World Vision Australia is the country’s largest charitable group with 400,000 supporters every year, and in order to effectively communicate with them, staff need to implicitly understand how World Vision goes about making a tangible difference through donations, according to its head of HR.

Over the past three years, World Vision Australia’s director of people & culture, Nathan Callaghan, said there has been a strong focus on internal communications, and Yammer is employed internally to help staff share and communicate messages and stories to help engage supporters in a meaningful way.

Leadership communication also supports this process, and Callaghan said this plays an important role in helping employees understand how their day-to-day tasks are having an overall impact on organisational goals in order to feel like they are having an impact.

He added that transparency and accountability are also important to how World Vision communicates with supporters (the charity has won PwC’s Transparency Awards for quality and transparency of reporting in the not-for-profit sector twice over the past five years).

“I think supporters appreciate that honesty, and that is a key to our success in the long term,” he said.

There is a strong focus at leadership and broader organisational levels on the key behaviours required to help World Vision achieve its strategy, and Callaghan said the three key ones are courage, action and respect.

“These are about making sure that we are trying new things, having that courage to test and learn, and then taking action in a meaningful way with a deliberate focus on specific outcomes we’re working towards,” he said.

“And this all needs to be done in a way that is respectful of supporters and communities to understand their needs, so we are making a difference together.

“And this all starts with our leadership. This isn’t something that HR puts together; we help empower our leaders to understand what these behaviours mean, and demonstrate how they look in our organisation.”

The not-for-profit sector is a competitive one, and in Australia, World Vision leads the way in terms of share of donations.

A recent Australian National University Development Policy Centre report, for example, found that World Vision received 30 to 40 per cent of all money donated by people between 2000 and 2010 (at times nearly equal to the total share of the next 14 largest non-government organisations combined).

World Vision Australia does attract some very high calibre people, according to Callaghan, who said one of his key goals is to align the passion of this talent with the organisation’s goals.

To this end, an employee engagement survey is conducted to track staff satisfaction (employee engagement improved from 66 per cent in FY12 to 70 per cent in FY13) with a view to developing initiatives to improving engagement and retention (voluntary staff turnover also fell from 19 per cent in FY12 to 16 per cent in FY13, while 65 per cent of vacancies were filled by existing staff in FY14).

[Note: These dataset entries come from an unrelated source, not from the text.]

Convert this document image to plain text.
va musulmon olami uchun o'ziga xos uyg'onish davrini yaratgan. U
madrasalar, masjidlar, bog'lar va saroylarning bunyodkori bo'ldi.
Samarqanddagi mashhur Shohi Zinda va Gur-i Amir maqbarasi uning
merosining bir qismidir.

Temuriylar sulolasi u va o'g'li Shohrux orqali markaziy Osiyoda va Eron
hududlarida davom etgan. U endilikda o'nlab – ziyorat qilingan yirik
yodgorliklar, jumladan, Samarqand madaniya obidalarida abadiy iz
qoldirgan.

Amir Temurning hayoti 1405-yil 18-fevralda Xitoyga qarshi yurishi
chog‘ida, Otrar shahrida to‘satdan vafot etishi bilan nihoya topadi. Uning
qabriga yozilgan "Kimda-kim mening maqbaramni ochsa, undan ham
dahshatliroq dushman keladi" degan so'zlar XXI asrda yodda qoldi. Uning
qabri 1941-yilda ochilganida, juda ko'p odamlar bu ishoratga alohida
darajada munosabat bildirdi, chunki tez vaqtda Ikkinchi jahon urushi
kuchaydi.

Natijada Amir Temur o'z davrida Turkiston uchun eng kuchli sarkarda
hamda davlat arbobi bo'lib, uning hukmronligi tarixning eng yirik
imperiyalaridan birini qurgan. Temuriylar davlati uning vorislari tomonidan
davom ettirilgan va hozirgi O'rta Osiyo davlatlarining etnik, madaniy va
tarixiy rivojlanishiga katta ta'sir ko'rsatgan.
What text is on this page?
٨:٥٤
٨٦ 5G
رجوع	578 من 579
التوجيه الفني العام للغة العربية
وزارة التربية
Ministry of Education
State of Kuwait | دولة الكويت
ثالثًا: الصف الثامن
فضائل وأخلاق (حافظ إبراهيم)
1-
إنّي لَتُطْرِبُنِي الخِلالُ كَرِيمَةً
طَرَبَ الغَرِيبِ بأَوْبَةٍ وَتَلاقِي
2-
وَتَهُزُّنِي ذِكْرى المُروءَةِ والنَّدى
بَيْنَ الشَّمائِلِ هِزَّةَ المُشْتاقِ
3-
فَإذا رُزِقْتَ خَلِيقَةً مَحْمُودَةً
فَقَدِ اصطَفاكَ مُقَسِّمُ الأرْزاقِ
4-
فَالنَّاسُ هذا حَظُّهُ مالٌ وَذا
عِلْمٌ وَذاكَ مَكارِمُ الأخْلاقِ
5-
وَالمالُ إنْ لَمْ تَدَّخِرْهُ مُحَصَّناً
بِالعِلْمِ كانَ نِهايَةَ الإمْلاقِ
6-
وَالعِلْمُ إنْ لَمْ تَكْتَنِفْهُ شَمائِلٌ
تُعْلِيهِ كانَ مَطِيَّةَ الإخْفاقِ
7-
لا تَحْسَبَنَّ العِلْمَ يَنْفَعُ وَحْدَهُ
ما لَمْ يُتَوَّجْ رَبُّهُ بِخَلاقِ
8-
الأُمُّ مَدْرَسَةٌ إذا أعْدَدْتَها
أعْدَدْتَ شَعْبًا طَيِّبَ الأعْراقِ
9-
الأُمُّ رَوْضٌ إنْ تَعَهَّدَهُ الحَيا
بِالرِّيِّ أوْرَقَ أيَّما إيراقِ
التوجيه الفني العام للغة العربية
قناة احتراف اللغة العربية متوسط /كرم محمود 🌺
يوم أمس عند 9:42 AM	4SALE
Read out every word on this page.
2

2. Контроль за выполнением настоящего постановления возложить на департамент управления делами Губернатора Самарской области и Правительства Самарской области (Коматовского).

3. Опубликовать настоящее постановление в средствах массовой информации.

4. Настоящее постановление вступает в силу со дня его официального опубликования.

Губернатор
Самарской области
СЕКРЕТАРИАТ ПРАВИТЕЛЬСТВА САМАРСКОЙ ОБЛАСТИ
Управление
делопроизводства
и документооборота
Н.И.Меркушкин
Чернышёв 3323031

World Vision also sets individual performance and development plans, conducts employee surveys and polls on hot topics, and ensures employees have regular one-on-one discussions with their manager to proactively manage positive employee and manager relationships.

5 steps: how HR leaders and CEOs can work together
Nathan Callaghan, director of people & culture for World Vision Australia, shared his perspective on how HR leaders can best work with CEOs to achieve organisational outcomes.

  1. 1. HR leaders need to know how the business is performing and what the external market challenges are. If HR leaders can connect the conversation between what’s going on “out there” to what’s going on “in here”, you will be in a far better position to support the CEO.
  2. 2. Understand your CEO’s vision for their leadership team. Working on and in this leadership team then becomes the challenge. However, when done well, this has a large influence on organisational culture.
  3. 3. Know your organisation’s talent and anticipate the CEO’s future needs for the organisation. We have all heard about the importance of having the right people in the right place at the right time. Knowing your talent and engaging your CEO in this information is critical.
  4. 4. Proximity: it sounds very basic, but it’s helpful to understand the movements of your CEO and the interactions they have through the week. You can then leverage these interactions, enable your CEO to be efficient and create opportunities for your CEO to deliver symbolic actions that impact culture.
  5. 5. Build trust through robust debate and discussion. CEOs and HR leaders need to be able to openly and honestly share their points of view. It’s the wins and losses that build trust over time.